Anyways, the issue with WSI DP is that while it may well be a superior method for implementing large scale and routine digital image processing - which can be immensely useful and beneficial - and while it may well be ‘adequate’ for the majority of routine diagnoses, it is undoubtedly an inferior seeing modality for human observers. This is because there has not been (and is unlikely to be in the foreseeable future) any scanner/camera-monitor combo with anywhere close to the same colour and intensity receptivity gamut of the human visual system. This is just a biological and technological fact for anyone who understands both the biology of human vision and the technology of camera-monitor image capture and display. Also nearly all DP WSI high throughput scanners used today do not allow for assessment of birefringence, do not allow variation in opitcs to assess refractility and lack a through-focus control - all of which are easily carried out in seconds on a standard microscope and used frequently by clinical pathologists of my generation to assess inclusion bodies, amyloid and find bugs (like AAFB) as well as assessing whether something is an artefact or a genuine tissue section feature (it is partly due to these deficiencies in DP WSI that even our own RCPath did not recommend DP for diagnostic cytology as opposed to histology (although those things are important for histology too so I disagree with their recommending DP for routine histology). Finally, the WSI scanners used today do not have full Köhler illumination and condenser optics - the highest powers are sometimes ‘interpolated’ from a x20 objective and so on. All these things make DP WSI an inferior seeing modality for clinical diagnostics than using a standard microscope - but, despite all this evidence to the contrary - ‘adeqate’ seems to be the buzz-word in the proponents and they are in the position of decision making power and since no papers are being published that focus on the detrimental effects of DP (it is always about how well DP ‘agrees with’ standard pathology) the effect of these limitations are just not being ‘seen’. Hence the march of DP replacement of microscopes in routine practice will carry on - sadly (for both pathologists and patients).
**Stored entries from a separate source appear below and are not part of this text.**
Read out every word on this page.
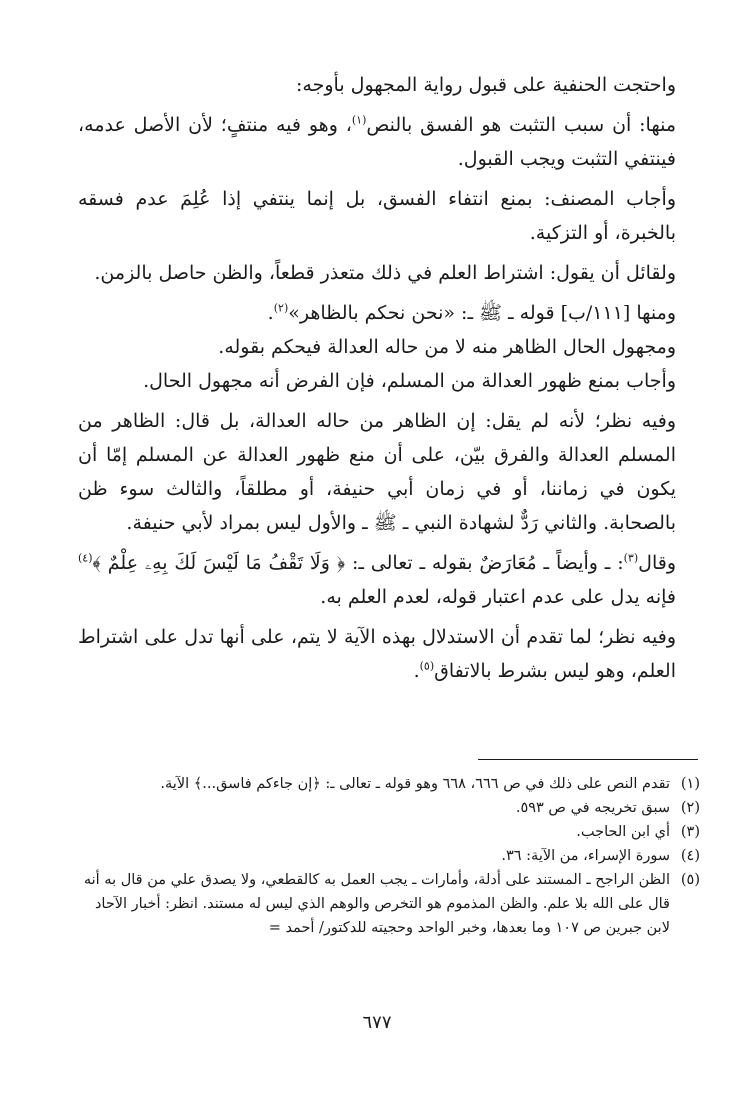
واحتجت الحنفية على قبول رواية المجهول بأوجه:

منها: أن سبب التثبت هو الفسق بالنص$^{(١)}$، وهو فيه منتفٍ؛ لأن الأصل عدمه، فينتفي التثبت ويجب القبول.

وأجاب المصنف: بمنع انتفاء الفسق، بل إنما ينتفي إذا عُلِمَ عدم فسقه بالخبرة، أو التزكية.

ولقائل أن يقول: اشتراط العلم في ذلك متعذر قطعاً، والظن حاصل بالزمن.

ومنها [١١١/ب] قوله ـ ﷺ ـ: «نحن نحكم بالظاهر»$^{(٢)}$.

ومجهول الحال الظاهر منه لا من حاله العدالة فيحكم بقوله.

وأجاب بمنع ظهور العدالة من المسلم، فإن الفرض أنه مجهول الحال.

وفيه نظر؛ لأنه لم يقل: إن الظاهر من حاله العدالة، بل قال: الظاهر من المسلم العدالة والفرق بيّن، على أن منع ظهور العدالة عن المسلم إمّا أن يكون في زماننا، أو في زمان أبي حنيفة، أو مطلقاً، والثالث سوء ظن بالصحابة. والثاني رَدٌّ لشهادة النبي ـ ﷺ ـ والأول ليس بمراد لأبي حنيفة.

وقال$^{(٣)}$: ـ وأيضاً ـ مُعَارَضٌ بقوله ـ تعالى ـ: ﴿ وَلَا تَقْفُ مَا لَيْسَ لَكَ بِهِۦ عِلْمٌ ﴾$^{(٤)}$ فإنه يدل على عدم اعتبار قوله، لعدم العلم به.

وفيه نظر؛ لما تقدم أن الاستدلال بهذه الآية لا يتم، على أنها تدل على اشتراط العلم، وهو ليس بشرط بالاتفاق$^{(٥)}$.

(١)
تقدم النص على ذلك في ص ٦٦٦، ٦٦٨ وهو قوله ـ تعالى ـ: ﴿إن جاءكم فاسق...﴾ الآية.
(٢)
سبق تخريجه في ص ٥٩٣.
(٣)
أي ابن الحاجب.
(٤)
سورة الإسراء، من الآية: ٣٦.
(٥)
الظن الراجح ـ المستند على أدلة، وأمارات ـ يجب العمل به كالقطعي، ولا يصدق علي من قال به أنه قال على الله بلا علم. والظن المذموم هو التخرص والوهم الذي ليس له مستند. انظر: أخبار الآحاد لابن جبرين ص ١٠٧ وما بعدها، وخبر الواحد وحجيته للدكتور/ أحمد =
٦٧٧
So it seems that the end result is the replacement of the superior with the adequate for reasons of economy and bias, instead of the better approach which would be to use both side-by-side.
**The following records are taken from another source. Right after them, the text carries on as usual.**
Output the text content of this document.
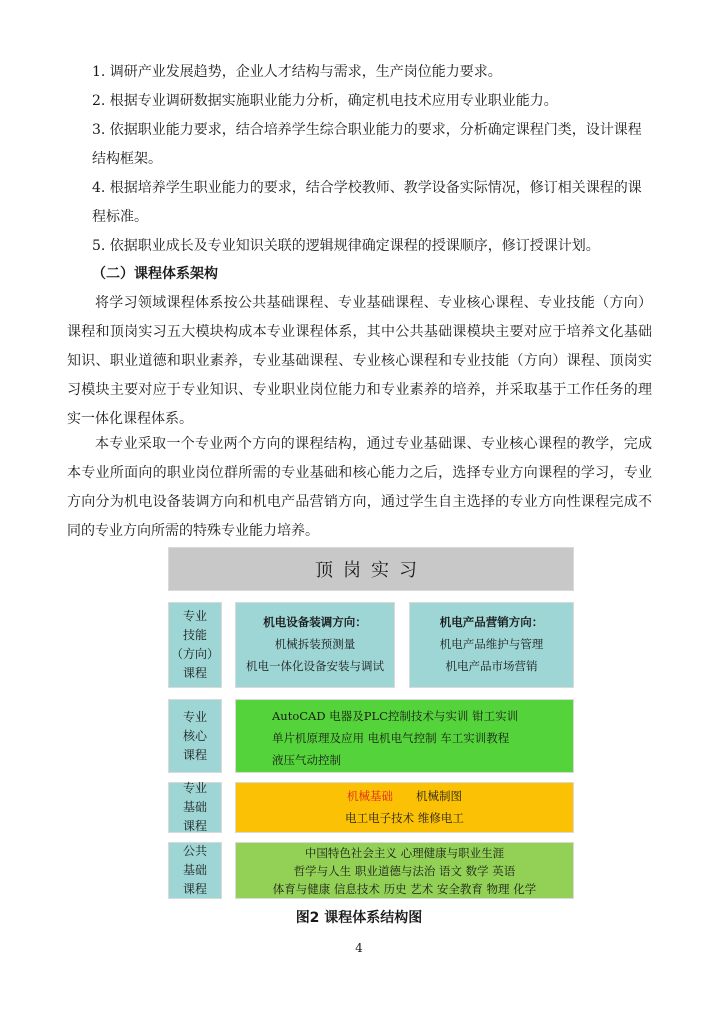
1. 调研产业发展趋势，企业人才结构与需求，生产岗位能力要求。

2. 根据专业调研数据实施职业能力分析，确定机电技术应用专业职业能力。

3. 依据职业能力要求，结合培养学生综合职业能力的要求，分析确定课程门类，设计课程结构框架。

4. 根据培养学生职业能力的要求，结合学校教师、教学设备实际情况，修订相关课程的课程标准。

5. 依据职业成长及专业知识关联的逻辑规律确定课程的授课顺序，修订授课计划。

（二）课程体系架构

将学习领域课程体系按公共基础课程、专业基础课程、专业核心课程、专业技能（方向）课程和顶岗实习五大模块构成本专业课程体系，其中公共基础课模块主要对应于培养文化基础知识、职业道德和职业素养，专业基础课程、专业核心课程和专业技能（方向）课程、顶岗实习模块主要对应于专业知识、专业职业岗位能力和专业素养的培养，并采取基于工作任务的理实一体化课程体系。

本专业采取一个专业两个方向的课程结构，通过专业基础课、专业核心课程的教学，完成本专业所面向的职业岗位群所需的专业基础和核心能力之后，选择专业方向课程的学习，专业方向分为机电设备装调方向和机电产品营销方向，通过学生自主选择的专业方向性课程完成不同的专业方向所需的特殊专业能力培养。

顶岗实习
专业
技能
（方向）
课程
机电设备装调方向：
机械拆装预测量
机电一体化设备安装与调试
机电产品营销方向：
机电产品维护与管理
机电产品市场营销
专业
核心
课程
AutoCAD 电器及PLC控制技术与实训 钳工实训
单片机原理及应用 电机电气控制 车工实训教程
液压气动控制
专业
基础
课程
机械基础   机械制图
电工电子技术 维修电工
公共
基础
课程
中国特色社会主义 心理健康与职业生涯
哲学与人生 职业道德与法治 语文 数学 英语
体育与健康 信息技术 历史 艺术 安全教育 物理 化学
图2 课程体系结构图
4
Regarding your problem - It is a very subjective thing. From a scientific point of view you will never be able to get digital images displayed to the same degree of visibility as your direct vision by your eye. But it may be that you can get your images to look good enough for you - however, if that is possible, I suspect the answer is to be found in a selection of digital processing filters, none of which will involve deconvolution.